Há quatro anos, você convidou a esquerda a fazer "autocrítica e se reinventar". Com a candidatura de Lula, temos a sensação de que nada mudou no final... Está decepcionado com a falta de alternativa?

Contra Bolsonaro, hoje, tudo representa avanço e reconstrução! O Brasil é um país continental, difícil construir maioria em torno de nomes consistentes. Às vezes é até mais fácil construir ilusões de um salvador, desconhecido, da pátria, como foi Bolsonaro.

Lula terá sua última chance de mandato, já passou por tudo na vida, até perda de esposa e neto, por isso acredito em um grande esforço de acerto, de quem já é experiente. E reparação de alguns erros.
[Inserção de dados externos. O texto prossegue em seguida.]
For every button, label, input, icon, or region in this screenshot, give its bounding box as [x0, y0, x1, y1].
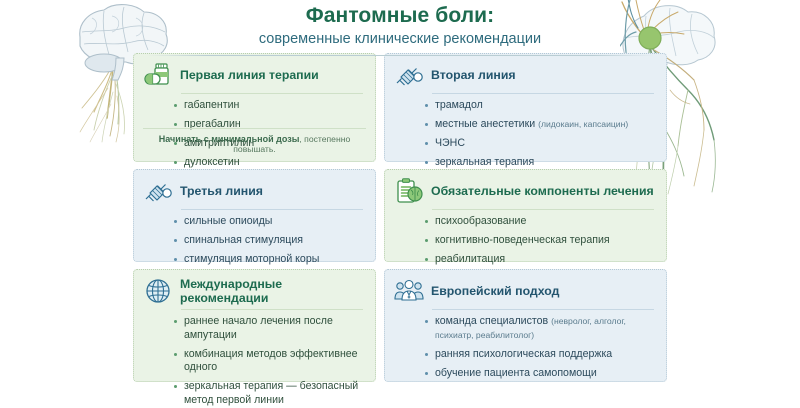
card-third-line[interactable]: Третья линия сильные опиоиды спинальная …	[133, 169, 376, 262]
card-title-divider	[432, 93, 654, 94]
card-header: Европейский подход	[394, 277, 656, 309]
card-title: Вторая линия	[431, 68, 516, 82]
card-header: Третья линия	[143, 177, 365, 209]
card-items-list: трамадол местные анестетики (лидокаин, к…	[394, 99, 656, 170]
recommendation-cards-grid: Первая линия терапии габапентин прегабал…	[133, 53, 667, 382]
list-item: стимуляция моторной коры	[173, 253, 365, 267]
clipboard-brain-icon	[394, 177, 424, 205]
page-header: Фантомные боли: современные клинические …	[0, 0, 800, 56]
list-item: раннее начало лечения после ампутации	[173, 315, 365, 342]
list-item: сильные опиоиды	[173, 215, 365, 229]
card-header: Международные рекомендации	[143, 277, 365, 309]
syringe-icon	[143, 177, 173, 205]
card-title-divider	[181, 309, 363, 310]
header-divider	[146, 55, 654, 56]
card-title: Международные рекомендации	[180, 277, 365, 305]
pill-bottle-icon	[143, 61, 173, 89]
card-title-divider	[432, 309, 654, 310]
list-item: местные анестетики (лидокаин, капсаицин)	[424, 118, 656, 132]
card-footnote: Начинать с минимальной дозы, постепенно …	[143, 128, 366, 154]
page-title: Фантомные боли:	[0, 4, 800, 28]
card-header: Вторая линия	[394, 61, 656, 93]
card-header: Первая линия терапии	[143, 61, 365, 93]
card-header: Обязательные компоненты лечения	[394, 177, 656, 209]
card-title: Первая линия терапии	[180, 68, 319, 82]
list-item: реабилитация	[424, 253, 656, 267]
card-international-recommendations[interactable]: Международные рекомендации раннее начало…	[133, 269, 376, 382]
list-item: зеркальная терапия	[424, 156, 656, 170]
list-item: ЧЭНС	[424, 137, 656, 151]
list-item: когнитивно-поведенческая терапия	[424, 234, 656, 248]
card-title-divider	[432, 209, 654, 210]
card-title-divider	[181, 209, 363, 210]
globe-icon	[143, 277, 173, 305]
list-item: обучение пациента самопомощи	[424, 367, 656, 381]
list-item: дулоксетин	[173, 156, 365, 170]
card-european-approach[interactable]: Европейский подход команда специалистов …	[384, 269, 667, 382]
list-item: психообразование	[424, 215, 656, 229]
card-mandatory-components[interactable]: Обязательные компоненты лечения психообр…	[384, 169, 667, 262]
card-items-list: раннее начало лечения после ампутации ко…	[143, 315, 365, 407]
card-first-line-therapy[interactable]: Первая линия терапии габапентин прегабал…	[133, 53, 376, 162]
list-item: команда специалистов (невролог, алголог,…	[424, 315, 656, 342]
nerve-roots-left	[80, 58, 125, 142]
card-title: Третья линия	[180, 184, 263, 198]
list-item: трамадол	[424, 99, 656, 113]
card-title: Европейский подход	[431, 284, 559, 298]
list-item: габапентин	[173, 99, 365, 113]
list-item: комбинация методов эффективнее одного	[173, 348, 365, 375]
card-items-list: сильные опиоиды спинальная стимуляция ст…	[143, 215, 365, 267]
footnote-strong: Начинать с минимальной дозы	[159, 134, 300, 144]
list-item: спинальная стимуляция	[173, 234, 365, 248]
page-subtitle: современные клинические рекомендации	[0, 31, 800, 48]
card-title: Обязательные компоненты лечения	[431, 184, 654, 198]
syringe-icon	[394, 61, 424, 89]
list-item: ранняя психологическая поддержка	[424, 348, 656, 362]
card-second-line[interactable]: Вторая линия трамадол местные анестетики…	[384, 53, 667, 162]
card-title-divider	[181, 93, 363, 94]
care-team-icon	[394, 277, 424, 305]
list-item: зеркальная терапия — безопасный метод пе…	[173, 380, 365, 407]
card-items-list: команда специалистов (невролог, алголог,…	[394, 315, 656, 380]
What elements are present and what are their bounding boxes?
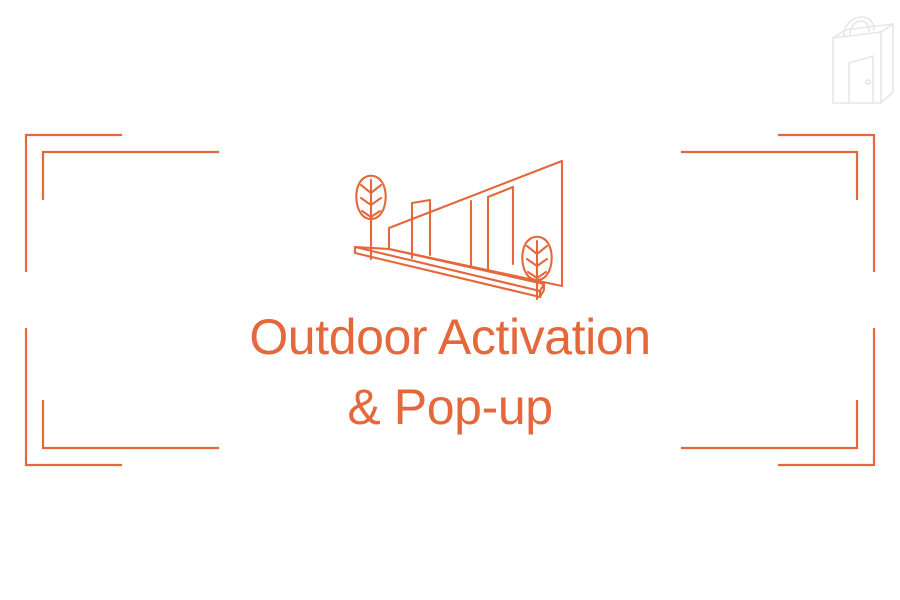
corner-frame-top-right-outer [778, 135, 874, 272]
corner-frames [0, 0, 900, 600]
doorway-left [412, 200, 430, 258]
bag-door-knob [866, 80, 870, 84]
slide-title-line-1: Outdoor Activation [0, 302, 900, 372]
bag-top-opening [833, 24, 893, 38]
outdoor-storefront-illustration [325, 152, 577, 300]
bag-side-face [881, 24, 893, 103]
deck-platform-top [355, 247, 544, 291]
doorway-right [488, 187, 513, 270]
shopping-bag-icon [824, 8, 896, 108]
corner-frame-top-right-inner [681, 152, 857, 200]
slide-title-line-2: & Pop-up [0, 372, 900, 442]
slide-title: Outdoor Activation & Pop-up [0, 302, 900, 442]
corner-frame-top-left-inner [43, 152, 219, 200]
slide-canvas: Outdoor Activation & Pop-up [0, 0, 900, 600]
bag-door-shape [849, 56, 873, 103]
corner-frame-top-left-outer [26, 135, 122, 272]
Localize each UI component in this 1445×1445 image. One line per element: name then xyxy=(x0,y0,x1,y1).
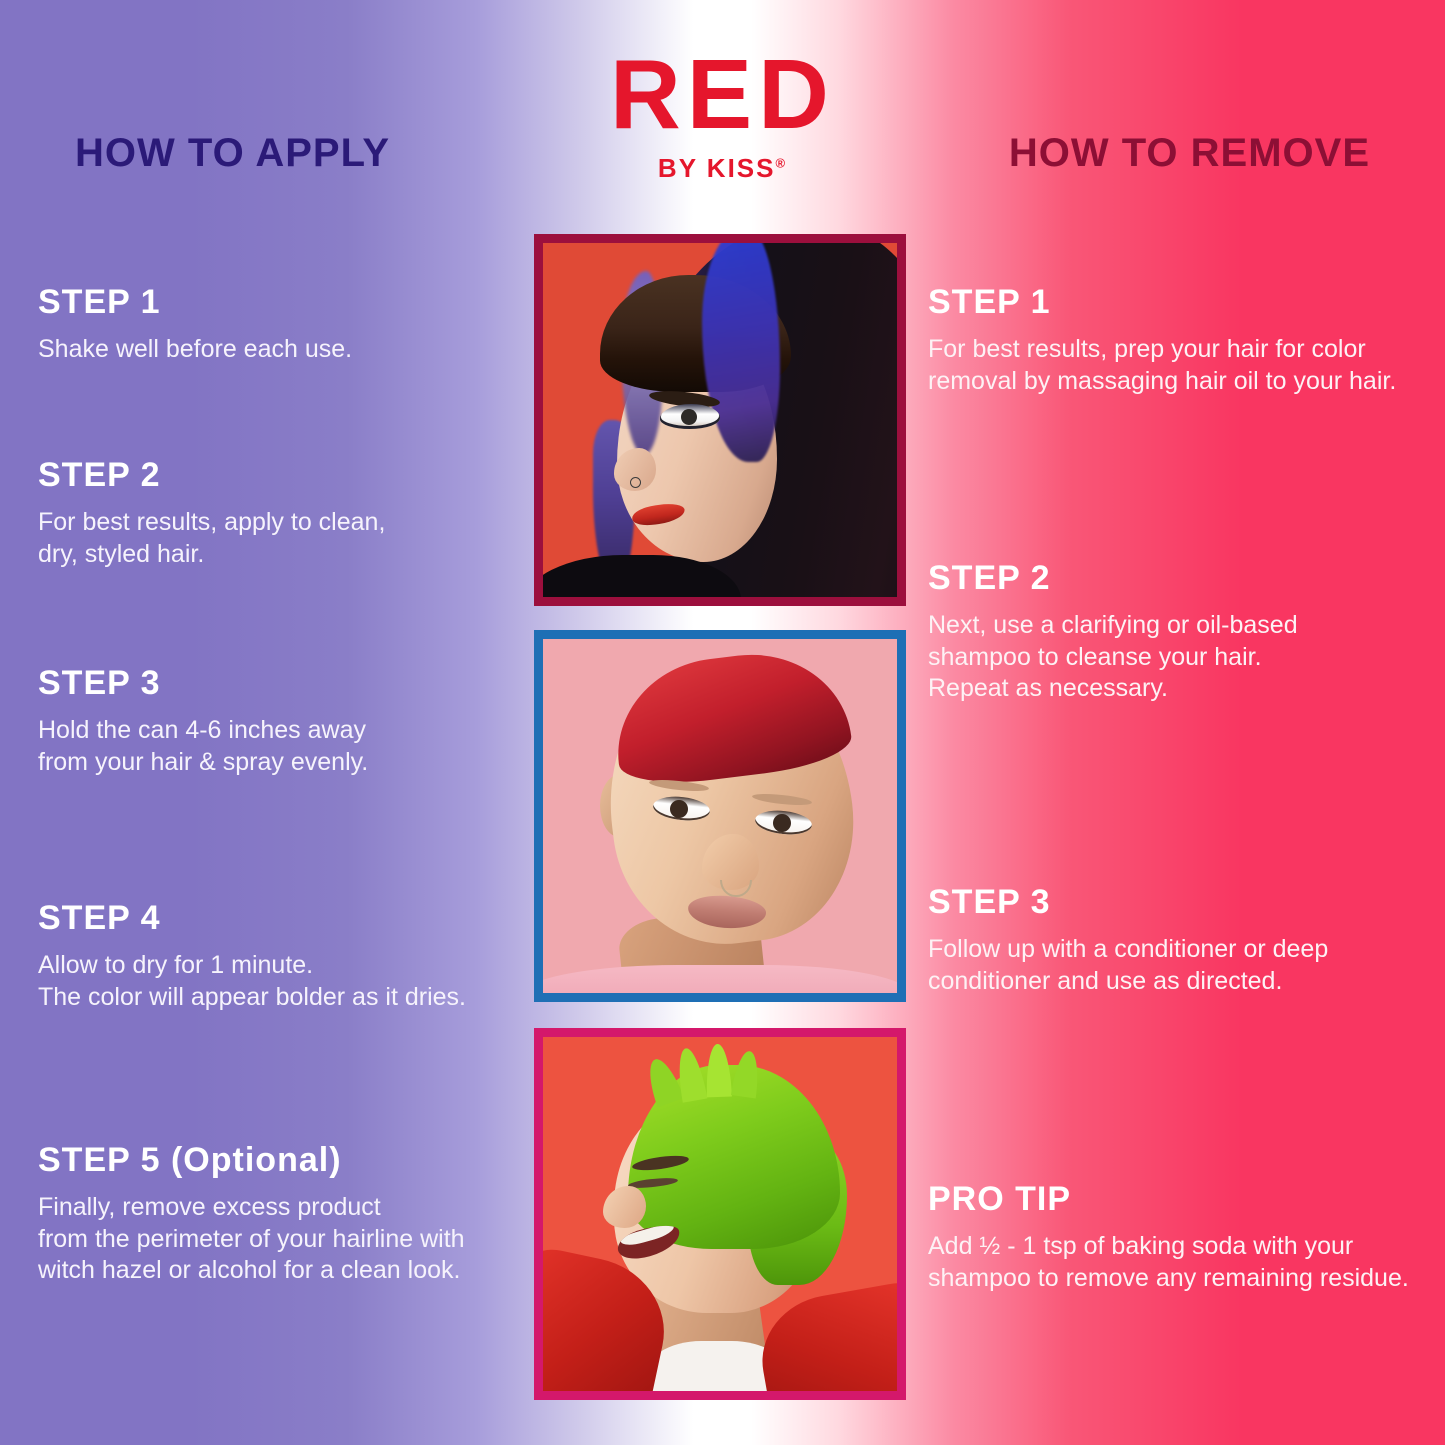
apply-step-4: STEP 4 Allow to dry for 1 minute. The co… xyxy=(38,899,466,1013)
logo-red-wordmark: RED xyxy=(0,48,1445,141)
apply-step-3-title: STEP 3 xyxy=(38,664,368,703)
apply-step-2-body: For best results, apply to clean, dry, s… xyxy=(38,507,385,570)
pro-tip-title: PRO TIP xyxy=(928,1180,1409,1219)
photo-frame-blue-hair xyxy=(534,234,906,606)
photo-blue-hair-model xyxy=(543,243,897,597)
apply-step-4-body: Allow to dry for 1 minute. The color wil… xyxy=(38,950,466,1013)
remove-step-1-body: For best results, prep your hair for col… xyxy=(928,334,1396,397)
apply-step-1: STEP 1 Shake well before each use. xyxy=(38,283,352,366)
pro-tip: PRO TIP Add ½ - 1 tsp of baking soda wit… xyxy=(928,1180,1409,1294)
pupil-right-shape xyxy=(773,814,791,832)
infographic-page: RED BY KISS® HOW TO APPLY HOW TO REMOVE … xyxy=(0,0,1445,1445)
apply-step-3-body: Hold the can 4-6 inches away from your h… xyxy=(38,715,368,778)
remove-step-3-title: STEP 3 xyxy=(928,883,1328,922)
pro-tip-body: Add ½ - 1 tsp of baking soda with your s… xyxy=(928,1231,1409,1294)
remove-step-2: STEP 2 Next, use a clarifying or oil-bas… xyxy=(928,559,1298,705)
apply-step-1-title: STEP 1 xyxy=(38,283,352,322)
apply-step-2-title: STEP 2 xyxy=(38,456,385,495)
remove-step-2-title: STEP 2 xyxy=(928,559,1298,598)
photo-red-buzzcut-model xyxy=(543,639,897,993)
apply-step-5: STEP 5 (Optional) Finally, remove excess… xyxy=(38,1141,465,1287)
registered-trademark-icon: ® xyxy=(775,155,787,170)
remove-step-3-body: Follow up with a conditioner or deep con… xyxy=(928,934,1328,997)
photo-frame-red-buzzcut xyxy=(534,630,906,1002)
apply-step-3: STEP 3 Hold the can 4-6 inches away from… xyxy=(38,664,368,778)
remove-step-1: STEP 1 For best results, prep your hair … xyxy=(928,283,1396,397)
nose-shape xyxy=(603,1186,645,1228)
apply-step-4-title: STEP 4 xyxy=(38,899,466,938)
photo-green-hair-model xyxy=(543,1037,897,1391)
remove-step-3: STEP 3 Follow up with a conditioner or d… xyxy=(928,883,1328,997)
logo-by-kiss-text: BY KISS xyxy=(658,153,776,183)
remove-step-1-title: STEP 1 xyxy=(928,283,1396,322)
how-to-remove-heading: HOW TO REMOVE xyxy=(1009,131,1370,176)
apply-step-2: STEP 2 For best results, apply to clean,… xyxy=(38,456,385,570)
pink-shirt-shape xyxy=(543,965,897,993)
remove-step-2-body: Next, use a clarifying or oil-based sham… xyxy=(928,610,1298,705)
pupil-left-shape xyxy=(670,800,688,818)
hair-spike-3-shape xyxy=(705,1044,732,1098)
apply-step-5-body: Finally, remove excess product from the … xyxy=(38,1192,465,1287)
how-to-apply-heading: HOW TO APPLY xyxy=(75,131,390,176)
apply-step-5-title: STEP 5 (Optional) xyxy=(38,1141,465,1180)
nose-ring-icon xyxy=(630,477,641,488)
apply-step-1-body: Shake well before each use. xyxy=(38,334,352,366)
photo-frame-green-hair xyxy=(534,1028,906,1400)
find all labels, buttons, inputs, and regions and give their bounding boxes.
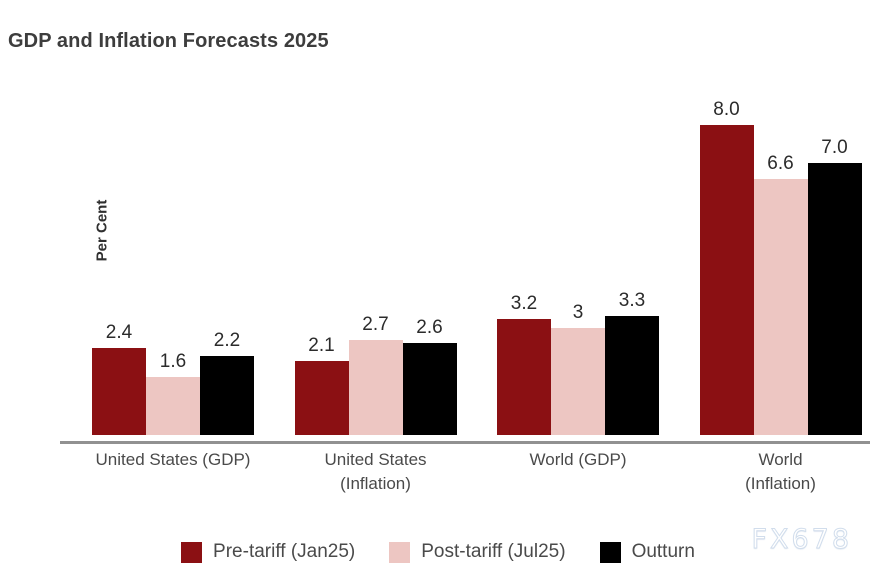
bar-group: 3.233.3	[497, 110, 659, 435]
bar-value-label: 2.6	[416, 317, 442, 339]
legend-swatch-icon	[181, 542, 202, 563]
bar-value-label: 7.0	[821, 137, 847, 159]
bar-value-label: 1.6	[160, 351, 186, 373]
bar[interactable]	[146, 377, 200, 435]
bar-group: 2.41.62.2	[92, 110, 254, 435]
legend-item[interactable]: Pre-tariff (Jan25)	[181, 541, 355, 563]
chart-plot-area: Per Cent 02468 2.41.62.22.12.72.63.233.3…	[60, 110, 870, 435]
bar[interactable]	[551, 328, 605, 435]
bar-value-label: 3.3	[619, 290, 645, 312]
bar-value-label: 8.0	[713, 99, 739, 121]
legend-swatch-icon	[600, 542, 621, 563]
bar-value-label: 2.2	[214, 330, 240, 352]
x-axis-category-label: United States (GDP)	[96, 448, 251, 472]
bar-group: 8.06.67.0	[700, 110, 862, 435]
bar-value-label: 3.2	[511, 293, 537, 315]
bar[interactable]	[403, 343, 457, 435]
bar[interactable]	[605, 316, 659, 435]
legend-label: Pre-tariff (Jan25)	[213, 541, 355, 563]
legend-item[interactable]: Post-tariff (Jul25)	[389, 541, 565, 563]
bar[interactable]	[700, 125, 754, 435]
legend-label: Outturn	[632, 541, 695, 563]
bar[interactable]	[497, 319, 551, 435]
x-axis-line	[60, 441, 870, 444]
page-title: GDP and Inflation Forecasts 2025	[8, 30, 329, 53]
bar[interactable]	[295, 361, 349, 435]
bar[interactable]	[349, 340, 403, 435]
bar[interactable]	[200, 356, 254, 435]
bar-group: 2.12.72.6	[295, 110, 457, 435]
bar-value-label: 2.7	[362, 314, 388, 336]
x-axis-category-label: World (GDP)	[530, 448, 627, 472]
bar[interactable]	[92, 348, 146, 435]
bar-value-label: 2.1	[308, 335, 334, 357]
x-axis-category-label: World (Inflation)	[733, 448, 829, 496]
bar-value-label: 2.4	[106, 322, 132, 344]
bar[interactable]	[754, 179, 808, 435]
bar-value-label: 3	[573, 302, 584, 324]
bar[interactable]	[808, 163, 862, 435]
bar-value-label: 6.6	[767, 153, 793, 175]
legend-swatch-icon	[389, 542, 410, 563]
legend-item[interactable]: Outturn	[600, 541, 695, 563]
chart-legend: Pre-tariff (Jan25)Post-tariff (Jul25)Out…	[0, 541, 876, 563]
x-axis-category-label: United States (Inflation)	[324, 448, 426, 496]
legend-label: Post-tariff (Jul25)	[421, 541, 565, 563]
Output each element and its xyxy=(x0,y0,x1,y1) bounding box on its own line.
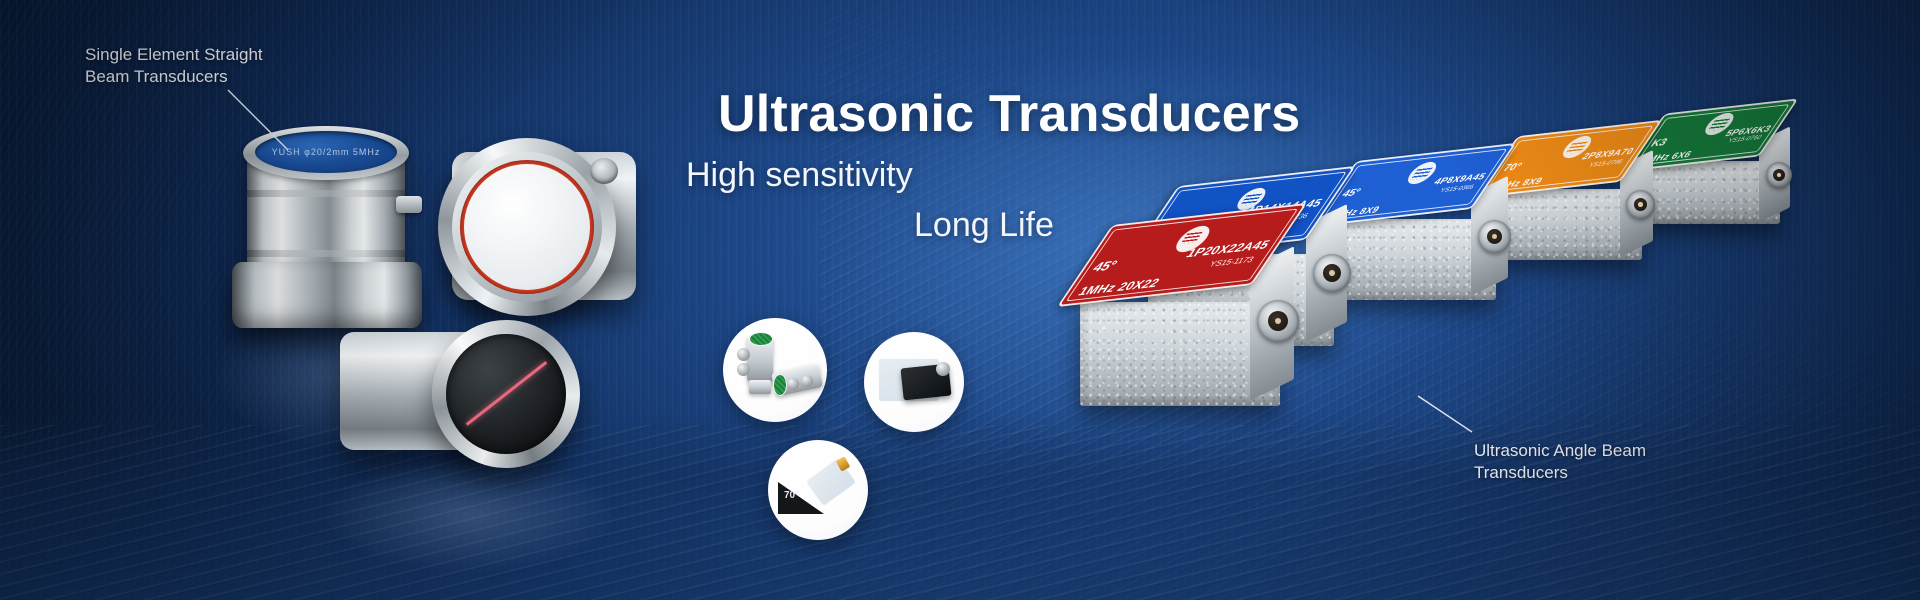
ultrasonic-transducers-banner: YUSH φ20/2mm 5MHz xyxy=(0,0,1920,600)
background-vignette xyxy=(0,0,1920,600)
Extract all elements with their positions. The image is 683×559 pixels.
Hoje o Brasil tá precisando do básico: comida, habitação, nisso ele é muito bom. Educação, cultura, tecnologia, tudo isso o PT e seus aliados também cuidarão bem. Economia já vai melhorar com a volta da confiança no Brasil. Existem novas lideranças surgindo, não só do PT, frutos dos anos Fernando Henrique Cardoso e principalmente do primeiro mandato do Lula. Teremos 4 anos para a esquerda restabelecer um ambiente propício para a confirmação desta nova geração que, espero eu, consiga reinventar a política brasileira.

Por que nenhum jogador de futebol ousou se posicionar contra Bolsonaro nesses quatro anos? Onde está o legado de seu irmão mais velho Sócrates?

O Brasil e muitos brasileiros ficamos estarrecidos com tudo que aconteceu. Outros acreditaram em mentiras, e negaram até a ciência. E outra parte apoia este governo que, a meu ver e segundo meus valores básicos, é inaceitável. Temo que mais do que silêncio, grande parte dos atletas de futebol estejam nestas duas últimas opções. E os que se calam, nesse caso, talvez não saibam, mas estão de um lado. Ainda bem que Sócrates é eterno, e ainda influenciará muitas e muitas gerações futuras.

Você mora mais em Paris agora, isso é uma maneira de se distanciar de um país que o decepcionou?

Seguramente me decepcionou! Mas não irá nos decepcionar desta vez! Estou na França porque amo Paris, e faço um mestrado em Políticas Públicas para respirar, me reciclar, e implantar tudo que estou aprendendo e construindo aqui, no Brasil! Porque amo o Brasil e meu povo! E amo ainda mais o Brasil que sonhamos.